Хочу поблагодарить профессора Лозаннского университета, известного востоковеда Жан-Жака Ваарденбурга, который еще при жизни автора кропотливо собирал и хранил у себя все копии рукописи, впоследствии передал их мне и помог скомпоновать книгу. Ваарденбург же написал в издательство письмо о значении книги Марка Батунского, о том, насколько она важна и актуальна для науки.

Хочу отметить также большое участие профессора Венского университета Андреаса Каппелера – известного немецкого ученого, руководившего ранее семинаром по истории Восточной Европы в Кёльнском университете.

Все то время, пока шла подготовка к изданию книги, меня поддерживал морально, помогал советами и направлял Л.А. Аннинский, который и написал вступительное слово.

Много советов я получила от Е.Б. Рашковского и других ученых и друзей автора.

Особая благодарность издательству «Прогресс-Традиция», лично его директору Б.В. Орешину и зам. директора Е.Д. Горжевской за проявленную ими душевную теплоту и чуткость. Хотела бы также поблагодарить ведущего научного сотрудника ИМЭМО Д.Б. Малышеву, замечательно отредактировавшую этот труд и всех сотрудников издательства, принявших участие в выпуске книги.
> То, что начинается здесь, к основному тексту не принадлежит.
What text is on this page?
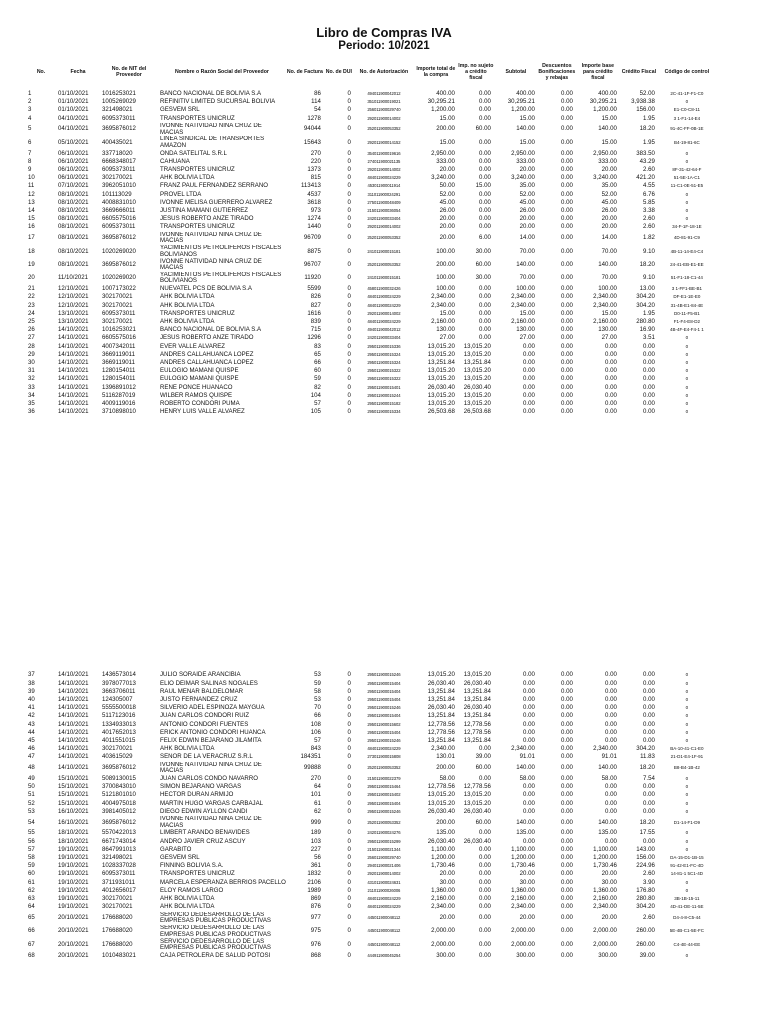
Libro de Compras IVA
Periodo: 10/2021
No.	Fecha	No. de NIT del Proveedor	Nombre o Razón Social del Proveedor	No. de Factura	No. de DUI	No. de Autorización	Importe total de la compra	Imp. no sujeto a crédito fiscal	Subtotal	Descuentos Bonificaciones y rebajas	Importe base para crédito fiscal	Crédito Fiscal	Código de control
1	01/10/2021	1016253021	BANCO NACIONAL DE BOLIVIA S.A	86	0	494011900042012	400.00	0.00	400.00	0.00	400.00	52.00	2C-41-1F-F1-C0
2	01/10/2021	1005269029	REFINITIV LIMITED SUCURSAL BOLIVIA	114	0	351011900019021	30,295.21	0.00	30,295.21	0.00	30,295.21	3,938.38	0
3	01/10/2021	321498021	GESVEM SRL	54	0	256011900029740	1,200.00	0.00	1,200.00	0.00	1,200.00	156.00	E1-C0-C8-11
4	04/10/2021	6095373011	TRANSPORTES UNICRUZ	1278	0	292011900014002	15.00	0.00	15.00	0.00	15.00	1.95	3 1-F1-14-E4
5	04/10/2021	3695876012	IVONNE NATIVIDAD NINA CRUZ DE MACIAS	94044	0	252011900053352	200.00	60.00	140.00	0.00	140.00	18.20	91-4C-FF-0B-1E
6	05/10/2021	400435021	LINEA SINDICAL DE TRANSPORTES AMAZON	15643	0	292011900014152	15.00	0.00	15.00	0.00	15.00	1.95	B4-19-81-6C
7	06/10/2021	337718020	ONDA SATELITAL S.R.L	270	0	354011900019616	2,950.00	0.00	2,950.00	0.00	2,950.00	383.50	0
8	06/10/2021	6668348017	CAHUANA	220	0	274011900021135	333.00	0.00	333.00	0.00	333.00	43.29	0
9	06/10/2021	6095373011	TRANSPORTES UNICRUZ	1373	0	292011900014002	20.00	0.00	20.00	0.00	20.00	2.60	8F-31-42-64-F
10	06/10/2021	302170021	AHK BOLIVIA LTDA	815	0	484011900024229	3,240.00	0.00	3,240.00	0.00	3,240.00	421.20	51-5E-1A-C1
11	07/10/2021	3962051010	FRANZ PAUL FERNANDEZ SERRANO	113413	0	453011900011914	50.00	15.00	35.00	0.00	35.00	4.55	11-C1-0E-51-E5
12	08/10/2021	101113029	PROVEL LTDA	4537	0	311011900024291	52.00	0.00	52.00	0.00	52.00	6.76	0
13	08/10/2021	4008831010	IVONNE MELISA GUERRERO ALVAREZ	3618	0	275011900048409	45.00	0.00	45.00	0.00	45.00	5.85	0
14	08/10/2021	3669666011	JUSTINA MAMANI GUTIERREZ	973	0	215011900036054	26.00	0.00	26.00	0.00	26.00	3.38	0
15	08/10/2021	6605575016	JESUS ROBERTO ANZE TIRADO	1274	0	242011900033404	20.00	0.00	20.00	0.00	20.00	2.60	0
16	08/10/2021	6095373011	TRANSPORTES UNICRUZ	1440	0	292011900014002	20.00	0.00	20.00	0.00	20.00	2.60	34-F-1F-18-1E
17	08/10/2021	3695876012	IVONNE NATIVIDAD NINA CRUZ DE MACIAS	96709	0	252011900053352	20.00	6.00	14.00	0.00	14.00	1.82	4D-81-91-C9
18	08/10/2021	1020269020	YACIMIENTOS PETROLIFEROS FISCALES BOLIVIANOS	8875	0	241011900015181	100.00	30.00	70.00	0.00	70.00	9.10	4B-11-14-E4-C4
19	08/10/2021	3695876012	IVONNE NATIVIDAD NINA CRUZ DE MACIAS	96707	0	252011900053352	200.00	60.00	140.00	0.00	140.00	18.20	24-41-EB-E1-EE
20	11/10/2021	1020269020	YACIMIENTOS PETROLIFEROS FISCALES BOLIVIANOS	11920	0	241011900015181	100.00	30.00	70.00	0.00	70.00	9.10	51-F1-18-C1-44
21	12/10/2021	1007173022	NUEVATEL PCS DE BOLIVIA S.A	5599	0	458011900032426	100.00	0.00	100.00	0.00	100.00	13.00	3 1-FF1-BE-B1
22	12/10/2021	302170021	AHK BOLIVIA LTDA	826	0	484011900024229	2,340.00	0.00	2,340.00	0.00	2,340.00	304.20	DF-E1-1E-E0
23	12/10/2021	302170021	AHK BOLIVIA LTDA	827	0	484011900024229	2,340.00	0.00	2,340.00	0.00	2,340.00	304.20	31-4B-E1-84-4E
24	13/10/2021	6095373011	TRANSPORTES UNICRUZ	1616	0	292011900014002	15.00	0.00	15.00	0.00	15.00	1.95	D0-11-F5-B1
25	13/10/2021	302170021	AHK BOLIVIA LTDA	839	0	484011900024229	2,160.00	0.00	2,160.00	0.00	2,160.00	280.80	F1-F4-E8-D2
26	14/10/2021	1016253021	BANCO NACIONAL DE BOLIVIA S.A	715	0	494011900042012	130.00	0.00	130.00	0.00	130.00	16.90	4B-4F-E4-F4-1 1
27	14/10/2021	6605575016	JESUS ROBERTO ANZE TIRADO	1296	0	242011900033404	27.00	0.00	27.00	0.00	27.00	3.51	0
28	14/10/2021	4007342011	EVER VALLE ALVAREZ	83	0	295011900015336	13,015.20	13,015.20	0.00	0.00	0.00	0.00	0
29	14/10/2021	3669119011	ANDRES CALLAHUANCA LOPEZ	65	0	295011900015324	13,015.20	13,015.20	0.00	0.00	0.00	0.00	0
30	14/10/2021	3669119011	ANDRES CALLAHUANCA LOPEZ	66	0	295011900015324	13,251.84	13,251.84	0.00	0.00	0.00	0.00	0
31	14/10/2021	1280154011	EULOGIO MAMANI QUISPE	60	0	295011900015322	13,015.20	13,015.20	0.00	0.00	0.00	0.00	0
32	14/10/2021	1280154011	EULOGIO MAMANI QUISPE	59	0	295011900015322	13,015.20	13,015.20	0.00	0.00	0.00	0.00	0
33	14/10/2021	1396891012	RENE PONCE HUANACO	82	0	295011900015401	26,030.40	26,030.40	0.00	0.00	0.00	0.00	0
34	14/10/2021	5116287019	WILBER RAMOS QUISPE	104	0	295011900015244	13,015.20	13,015.20	0.00	0.00	0.00	0.00	0
35	14/10/2021	4009119016	ROBERTO CONDORI PUMA	57	0	295011900015182	13,015.20	13,015.20	0.00	0.00	0.00	0.00	0
36	14/10/2021	3710898010	HENRY LUIS VALLE ALVAREZ	105	0	295011900015334	26,503.68	26,503.68	0.00	0.00	0.00	0.00	0

37	14/10/2021	1436573014	JULIO SORAIDE ARANCIBIA	53	0	295011900015246	13,015.20	13,015.20	0.00	0.00	0.00	0.00	0
38	14/10/2021	3978077013	ELIO DEIMAR SALINAS NOGALES	59	0	295011900015404	26,030.40	26,030.40	0.00	0.00	0.00	0.00	0
39	14/10/2021	3663706011	RAUL MENAR BALDELOMAR	58	0	295011900015404	13,251.84	13,251.84	0.00	0.00	0.00	0.00	0
40	14/10/2021	124305007	JUSTO FERNANDEZ CRUZ	53	0	295011900015404	13,251.84	13,251.84	0.00	0.00	0.00	0.00	0
41	14/10/2021	5555500018	SILVERIO ADEL ESPINOZA MAYGUA	70	0	295011900015246	26,030.40	26,030.40	0.00	0.00	0.00	0.00	0
42	14/10/2021	5117123016	JUAN CARLOS CONDORI RUIZ	66	0	295011900015404	13,251.84	13,251.84	0.00	0.00	0.00	0.00	0
43	14/10/2021	1334933013	ANTONIO CONDORI FUENTES	108	0	295011900015602	12,778.56	12,778.56	0.00	0.00	0.00	0.00	0
44	14/10/2021	4017652013	ERICK ANTONIO CONDORI HUANCA	106	0	295011900015404	12,778.56	12,778.56	0.00	0.00	0.00	0.00	0
45	14/10/2021	4011551015	FELIX EDWIN BEJARANO JILAMITA	57	0	295011900015246	13,251.84	13,251.84	0.00	0.00	0.00	0.00	0
46	14/10/2021	302170021	AHK BOLIVIA LTDA	843	0	484011900024229	2,340.00	0.00	2,340.00	0.00	2,340.00	304.20	BA-10-41-C1-E0
47	14/10/2021	403615029	SEÑOR DE LA VERACRUZ S.R.L	184351	0	273011900015808	130.01	39.00	91.01	0.00	91.01	11.83	21-D1-E4-1F-91
48	14/10/2021	3695876012	IVONNE NATIVIDAD NINA CRUZ DE MACIAS	99888	0	252011900053352	200.00	60.00	140.00	0.00	140.00	18.20	B8-B4-1B-42
49	15/10/2021	5089130015	JUAN CARLOS CONDO NAVARRO	270	0	215011900022379	58.00	0.00	58.00	0.00	58.00	7.54	0
50	15/10/2021	3700843010	SIMON BEJARANO VARGAS	64	0	295011900015464	12,778.56	12,778.56	0.00	0.00	0.00	0.00	0
51	15/10/2021	5121801010	HECTOR DURAN ARMIJO	101	0	295011900015402	13,015.20	13,015.20	0.00	0.00	0.00	0.00	0
52	15/10/2021	4004975018	MARTIN HUGO VARGAS CARBAJAL	61	0	295011900015404	13,015.20	13,015.20	0.00	0.00	0.00	0.00	0
53	16/10/2021	3981405012	DIEGO EDWIN AYLLON CANDI	62	0	295011900015246	26,030.40	26,030.40	0.00	0.00	0.00	0.00	0
54	16/10/2021	3695876012	IVONNE NATIVIDAD NINA CRUZ DE MACIAS	999	0	252011900053352	200.00	60.00	140.00	0.00	140.00	18.20	D1-14-F1-D9
55	18/10/2021	5570422013	LIMBERT ARANDO BENAVIDES	189	0	242011900024276	135.00	0.00	135.00	0.00	135.00	17.55	0
56	18/10/2021	6671743014	ANDRO JAVIER CRUZ ASCUY	103	0	295011900015299	26,030.40	26,030.40	0.00	0.00	0.00	0.00	0
57	19/10/2021	8647991013	GARABITO	227	0	215011900021344	1,100.00	0.00	1,100.00	0.00	1,100.00	143.00	0
58	19/10/2021	321498021	GESVEM SRL	56	0	256011900029740	1,200.00	0.00	1,200.00	0.00	1,200.00	156.00	DA-15-D1-1B-15
59	19/10/2021	1028337028	FINNING BOLIVIA S.A.	361	0	294011900021406	1,730.46	0.00	1,730.46	0.00	1,730.46	224.96	91-42-E1-FC-4D
60	19/10/2021	6095373011	TRANSPORTES UNICRUZ	1832	0	292011900014002	20.00	0.00	20.00	0.00	20.00	2.60	14-81-1 5C1-4D
61	19/10/2021	3711931011	MARCELA ESPERANZA BERRIOS PACELLO	2106	0	431011900024631	30.00	0.00	30.00	0.00	30.00	3.90	0
62	19/10/2021	4012656017	ELOY RAMOS LARGO	1989	0	211011900026006	1,360.00	0.00	1,360.00	0.00	1,360.00	176.80	0
63	19/10/2021	302170021	AHK BOLIVIA LTDA	869	0	484011900024229	2,160.00	0.00	2,160.00	0.00	2,160.00	280.80	3B-1B-15-11
64	19/10/2021	302170021	AHK BOLIVIA LTDA	876	0	484011900024229	2,340.00	0.00	2,340.00	0.00	2,340.00	304.20	4D-41-DE-11-5E
65	20/10/2021	176688020	SERVICIO DEDESARROLLO DE LAS EMPRESAS PUBLICAS PRODUCTIVAS	977	0	445011900048112	20.00	0.00	20.00	0.00	20.00	2.60	D4-4-8-C5-44
66	20/10/2021	176688020	SERVICIO DEDESARROLLO DE LAS EMPRESAS PUBLICAS PRODUCTIVAS	975	0	445011900048112	2,000.00	0.00	2,000.00	0.00	2,000.00	260.00	5E-4B-C1-5E-FC
67	20/10/2021	176688020	SERVICIO DEDESARROLLO DE LAS EMPRESAS PUBLICAS PRODUCTIVAS	976	0	445011900048112	2,000.00	0.00	2,000.00	0.00	2,000.00	260.00	C4-4E-44-EE
68	20/10/2021	1010483021	CAJA PETROLERA DE SALUD POTOSI	868	0	444911900045254	300.00	0.00	300.00	0.00	300.00	39.00	0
Выражаю глубокую признательность и всем тем, кого я не упомянула лично (ибо получился бы очень большой список), кто помогал мне словом и делом и принял большое участие в подготовке книги к изданию.

Думаю, что книга М. Батунского будет интересна не только для специалистов, но и для широкого круга читателей.

Элеонора Батунская

Лев Аннинский
Окно или дверь?

Попробуем осмыслить ситуацию в иных терминах…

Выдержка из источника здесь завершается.